YALANLARI ORTAYA ÇIKTI
Bölücü terör örgütü mensuplarının kendi aralarında gerçekleştirdikleri telsiz konuşmalarında; teröristlerin bölgede iki ayrı grup halinde bulundukları belirtilerek, icra edilen hava taarruzu sonucunda ise 3 bölücü terör örgütü mensubunun yaralandığı ve bunun yanında, teröristlerle bulunan bir bölücü terör örgütü mensubunun annesinin öldüğü, yanındaki erkek şahsın ise yaralandığı hususlarını aktardıkları konuşmaların tespit edildiği bildirildi.
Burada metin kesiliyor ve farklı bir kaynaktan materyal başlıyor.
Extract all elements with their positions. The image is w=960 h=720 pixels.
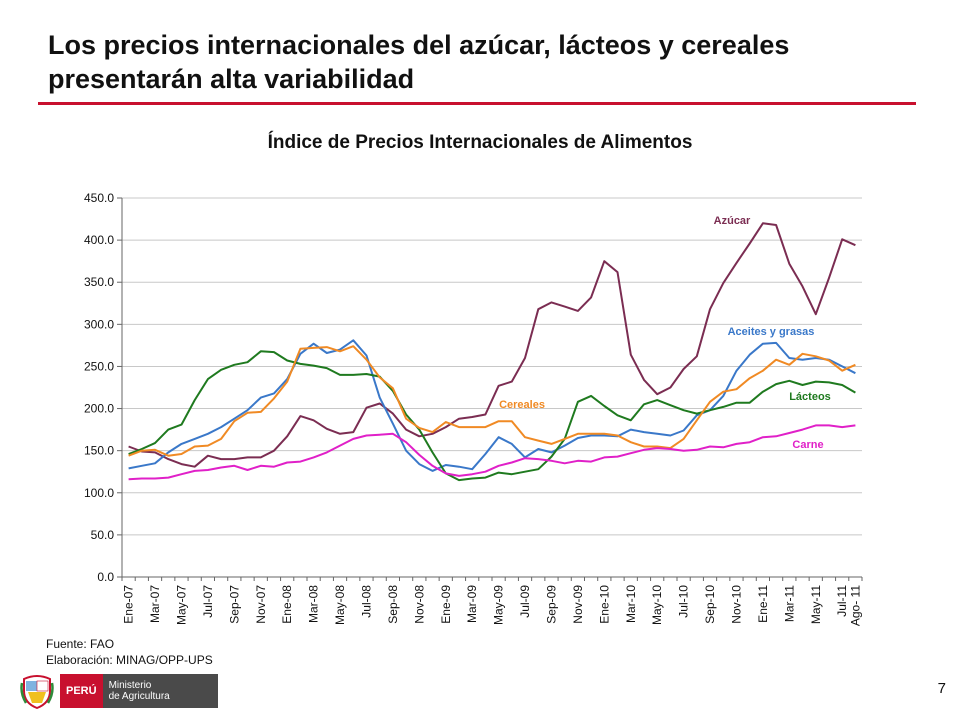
annotation-cereales: Cereales (499, 399, 545, 411)
x-tick-label: Ene-09 (439, 585, 453, 624)
x-tick-label: May-11 (809, 585, 823, 624)
x-tick-label: May-09 (492, 585, 506, 625)
x-tick-label: Jul-08 (359, 585, 373, 618)
coat-of-arms-icon (20, 673, 54, 710)
x-tick-label: Ene-10 (597, 585, 611, 624)
x-tick-label: May-07 (174, 585, 188, 625)
x-tick-label: Ago- 11 (848, 585, 862, 626)
title-divider (38, 102, 916, 105)
series-line-carne (128, 424, 856, 481)
x-tick-label: Mar-09 (465, 585, 479, 623)
y-tick-label: 150.0 (84, 444, 114, 458)
x-tick-label: May-10 (650, 585, 664, 625)
page-number: 7 (937, 680, 946, 697)
slide-title: Los precios internacionales del azúcar, … (48, 30, 790, 94)
x-tick-label: Nov-10 (729, 585, 743, 624)
logo-ministry-line1: Ministerio (108, 680, 152, 691)
x-tick-label: Jul-11 (835, 585, 849, 617)
logo-ministry-line2: de Agricultura (108, 691, 170, 702)
series-lines (128, 222, 856, 482)
y-tick-label: 450.0 (84, 191, 114, 205)
x-tick-label: Sep-09 (544, 585, 558, 624)
series-line-lacteos (128, 350, 856, 482)
elaboration-note: Elaboración: MINAG/OPP-UPS (46, 653, 213, 667)
x-tick-label: Ene-08 (280, 585, 294, 624)
gridlines (122, 197, 862, 536)
source-note: Fuente: FAO (46, 637, 115, 651)
y-tick-label: 200.0 (84, 402, 114, 416)
chart-notes: Fuente: FAO Elaboración: MINAG/OPP-UPS (46, 636, 213, 668)
annotation-carne: Carne (792, 439, 823, 451)
annotation-lacteos: Lácteos (789, 391, 831, 403)
x-tick-label: Mar-10 (624, 585, 638, 623)
x-tick-label: Nov-08 (412, 585, 426, 624)
x-tick-label: Mar-11 (782, 585, 796, 622)
x-tick-label: Jul-07 (201, 585, 215, 618)
y-tick-label: 350.0 (84, 275, 114, 289)
x-tick-label: Jul-10 (677, 585, 691, 618)
x-tick-label: Mar-08 (307, 585, 321, 623)
y-tick-label: 50.0 (91, 528, 115, 542)
y-tick-label: 300.0 (84, 317, 114, 331)
x-tick-label: Sep-10 (703, 585, 717, 624)
logo-ministry: Ministerio de Agricultura (102, 674, 218, 708)
x-tick-label: Sep-07 (227, 585, 241, 624)
x-tick-label: Ene-11 (756, 585, 770, 623)
x-tick-label: May-08 (333, 585, 347, 625)
x-tick-label: Jul-09 (518, 585, 532, 618)
series-line-cereales (128, 345, 856, 457)
x-tick-label: Mar-07 (148, 585, 162, 623)
y-tick-label: 400.0 (84, 233, 114, 247)
x-tick-label: Ene-07 (122, 585, 136, 624)
series-annotations: Azúcar Aceites y grasas Lácteos Cereales Car… (499, 215, 831, 451)
ministry-logo: PERÚ Ministerio de Agricultura (20, 672, 290, 710)
x-tick-label: Sep-08 (386, 585, 400, 624)
x-tick-label: Nov-07 (254, 585, 268, 624)
x-tick-label: Nov-09 (571, 585, 585, 624)
logo-country: PERÚ (60, 674, 103, 708)
series-line-aceites-y-grasas (128, 339, 856, 472)
annotation-aceites-y-grasas: Aceites y grasas (728, 326, 815, 338)
annotation-azucar: Azúcar (714, 215, 751, 227)
y-tick-label: 250.0 (84, 359, 114, 373)
chart-title: Índice de Precios Internacionales de Ali… (267, 132, 693, 153)
axes: 0.0 50.0 100.0 150.0 200.0 250.0 300.0 350.0 400… (84, 191, 863, 626)
y-tick-label: 0.0 (97, 570, 114, 584)
series-line-azucar (128, 222, 856, 468)
y-tick-label: 100.0 (84, 486, 114, 500)
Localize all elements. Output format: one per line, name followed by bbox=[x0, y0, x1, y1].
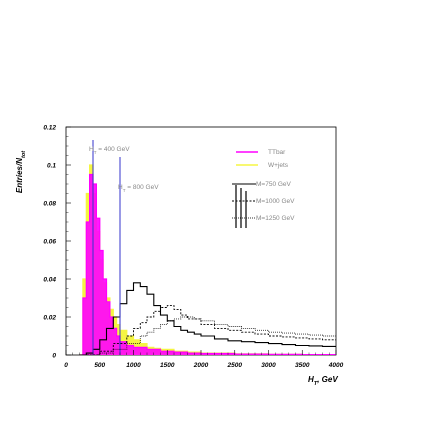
y-axis-title: Entries/Ntot bbox=[15, 150, 27, 193]
marker-layer bbox=[92, 140, 121, 355]
legend-label-m1250: M=1250 GeV bbox=[256, 215, 295, 222]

Güvenlik güçlerince takip edilen telsiz görüşmelerine yansıyan konuşmalar şu şekilde:
"Şiyar : Bir olay var, siz tekmil verdiniz bir şey olmadı dediniz.
Sores : Doğrudur.
Şiyar : Siz bir şey olmadı dediniz.
Sores: Verdik ya.
Şiyar: Siz hafif yaralandı dediniz.
Sores: Hayır.
Şiyar: Siz öyle verdiniz.
Sores: Ben arkadaşlar sonda gördüler dedim.
Şiyar: Hayır, dün verdiğimiz zaman siz dediniz ki hafif yaralandı, bir şey olmadı dediniz.
Sores: Arkadaşlar şifreden verdiler, biz konuştuk yani öyle vermiş olmaları gerek. onlar öyle biliyorlar.
Şiyar: Sen kendin de şifreden vermiştin. hafif yaralandı dedin.
Sores: Ama kendim şifre verdim, şifreden 3 arkadaş vermiştik.
Şiyar: Nasıl?
Sores: Şifreyle kendim 3 arkadaş diye vermiştim.
Şiyar: Arkadaş biz bilmiyoruz. en azından tekmilde söylemeniz gerekirdi. Biz ona göre basında bunu kullanmalıydık. Siz bir şey yok dediğiniz için biz de bir şey yok dedik. Sonra şey çıktı?
Sores: Ya bir şeyler vardı. Etraftakiler söylemişti hani? Vermesi gerekiyordu.
Şiyar: Sizin vermeniz gerekiyordu. Peki, onlar Kayalıbağ'a gitmiş diyorlar. Herhalde bir gün orada durmuşlar
Sores: Herhalde onlar 2 grupmuş.
Şiyar: Bana verilen bilgilere göre onlar Kanahtar (Karınca) Jandarma Karakolunu vurmak istemişler. Kayalıbağ'a gidip ceviz toplamışlar. Sonra uçakla onları vurmuşlar.
Sores: Aynen öyledir arkadaş.
Şiyar: Senin bana dediğin şey, yaralanıp gönderdi dediniz, en azından sonra arkadaşlar baktılar, göndermişler.
Sores: Sesin derinleşti.
Şiyar: Peki şimdi bu olay orada uçak vurunca mı oldu, nasıl yaralanmış.
Sores: Arkadaş ben vereyim.
Şiyar: Açık verin.
Sores: İşte bunlar bir gruptur, Kayalıbağ'da ceviz toplarken bu anne var ya, anne arkadaşların annesidir. İşte orada arkadaşları görmek istiyor. yanında bazı şeyler getirmiş. Arada sırada yardım ediyormuş, bu şekilde hareket oluyor. Bu esnada keşif bunların görüntülerini alıyor. artık şey oluyor.
Şiyar: Yani peki olay yerinde mi oluyor yoksa?
Sores: Olay yerinde.
Şiyar: Siz niye dün böyle vermediniz.
Sores: Aynen böyle verdik.
Şiyar : Hayır arkadaş sen kendin şifreden yaralıdır diye verdin.
Sores: ??? (Küfürler?.)
Şiyar : Küfretme, adam gibi konuş. Neyse, söyleseydin en azından ona göre verirdik, sorun olmazdı artık.
Sores: Şifreden dolayı tam olduğu gibi verdik.
Şiyar: Yaralı dedin, öyle verdik biz öyle biliyorduk."